Orradre Library Exhibit, "Future Cities and Sustainable Development", Jan. 3-Feb. 20, Orradre Library lobby: Orradre’s newest exhibit, "Future Cities and Sustainable Development,” highlights SCU's "green" building (The Commons on Kennedy Mall) currently under construction, and informs visitors about the value of recycling and using energy-efficient products.
Winter Career Fair, Jan. 19, 4.30-7.30 p.m., Benson Memorial Center: The Winter Career Fair is a gathering of students and employers to explore full-time, part-time, internship, and co-op opportunities for all majors. Over 85 employers are currently registered.
Sunday, Jan. 27, Engineering Design Center Lab (building 402, room 618), 9 a.m.– noon, 2-4 p.m.: Sun Microsystems will be on campus holding sessions on academic computing and administrative computing using some of their latest technology.

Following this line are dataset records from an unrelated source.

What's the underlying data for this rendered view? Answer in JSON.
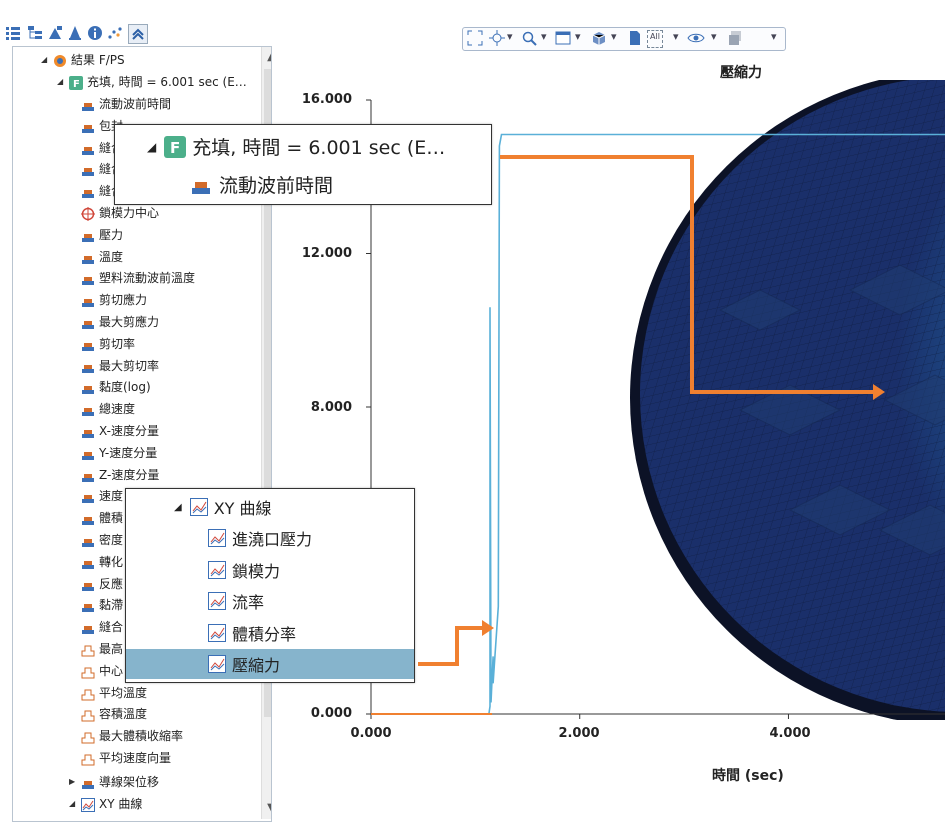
{
  "toolbar": {
    "icons": [
      "tree-list-icon",
      "hierarchy-icon",
      "mesh-icon",
      "cone-icon",
      "info-icon",
      "scatter-icon",
      "collapse-icon"
    ]
  },
  "tree": {
    "root_label": "結果  F/PS",
    "fill_node": "充填, 時間 = 6.001 sec (E…",
    "items": [
      "流動波前時間",
      "包封",
      "縫合線",
      "縫合線",
      "縫合線",
      "鎖模力中心",
      "壓力",
      "溫度",
      "塑料流動波前溫度",
      "剪切應力",
      "最大剪應力",
      "剪切率",
      "最大剪切率",
      "黏度(log)",
      "總速度",
      "X-速度分量",
      "Y-速度分量",
      "Z-速度分量",
      "速度",
      "體積",
      "密度",
      "轉化",
      "反應",
      "黏滯",
      "縫合",
      "最高",
      "中心",
      "平均溫度",
      "容積溫度",
      "最大體積收縮率",
      "平均速度向量"
    ],
    "guide_node": "導線架位移",
    "xy_node": "XY 曲線"
  },
  "zoom_top": {
    "fill_label": "充填, 時間 = 6.001 sec (E…",
    "child_label": "流動波前時間"
  },
  "zoom_bottom": {
    "xy_label": "XY 曲線",
    "items": [
      "進澆口壓力",
      "鎖模力",
      "流率",
      "體積分率",
      "壓縮力"
    ],
    "selected_index": 4
  },
  "plot": {
    "title": "壓縮力",
    "xlabel": "時間 (sec)",
    "toolbar_badge": "All",
    "colors": {
      "line": "#5ab0d8",
      "arrow": "#f08030",
      "selected": "#86b4cc"
    }
  },
  "chart_data": {
    "type": "line",
    "title": "壓縮力",
    "xlabel": "時間 (sec)",
    "ylabel": "",
    "x_ticks": [
      "0.000",
      "2.000",
      "4.000"
    ],
    "y_ticks": [
      "0.000",
      "8.000",
      "12.000",
      "16.000"
    ],
    "xlim": [
      0,
      5.5
    ],
    "ylim": [
      0,
      16
    ],
    "series": [
      {
        "x": [
          0,
          1.13,
          1.14,
          1.14,
          1.15,
          1.17,
          1.17,
          1.22,
          1.23,
          1.25,
          5.5
        ],
        "y": [
          0,
          0,
          0.2,
          10.6,
          0.3,
          1.5,
          0.8,
          2.8,
          14.8,
          15.1,
          15.1
        ]
      }
    ]
  }
}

Learn more.
Mark Ardema (mechanical engineering) has been elected Fellow of the Institute of Aeronautics and Astronautics (AIAA). The AIAA, with 35,000 members in 79 countries, elected only 30 people worldwide this year.
Aldo Billingslea (theatre and dance) appeared in the Marin Theatre Company world premiere of Scott Kaiser's "Splittin' the Raft." It was a highly-stylized theatrical retelling of Mark Twain's "Huck Finn" as interpreted by the great abolitionist Frederick Douglas.
Marilyn Fernandez (sociology) has been elected Vice President of the Pacific Sociological Association (PSA).
John Hawley (English) gave a presentation titled "Can the Cosmopolitan Speak?" at a conference at Delhi University on "new" literatures in English.
Christopher Kitts (engineering) was selected as a Senior Member of the Institute of Electrical and Electronics Engineers (IEEE) based on his long-standing contributions to the field of electrical engineering.
Fayeq Oweis (modern languages and literatures) published "Pocket Guide to Arabic Script," a booklet that offers a complete and easy-to-use reference for the Arabic writing system (Hippocrene Books, New York, Nov. 2005).
Barry Z. Posner (business) had his manuscript, "Leading in Cynical Times” (with J.M. Kouzes), published in the Journal of Management Inquiry, 2005.
Chad Raphael (communication) recently published his book, “Investigated Reporting: Muckrakers, Regulators, and the Struggle Over Television Documentary” (University of Illinois Press).
SCU’s highly-regarded and award-winning student chapter of the Society of Women Engineers won third place in the Outstanding Student Competition at the Society of Women Engineers' annual conference in November 2005 for its One Step Ahead Program.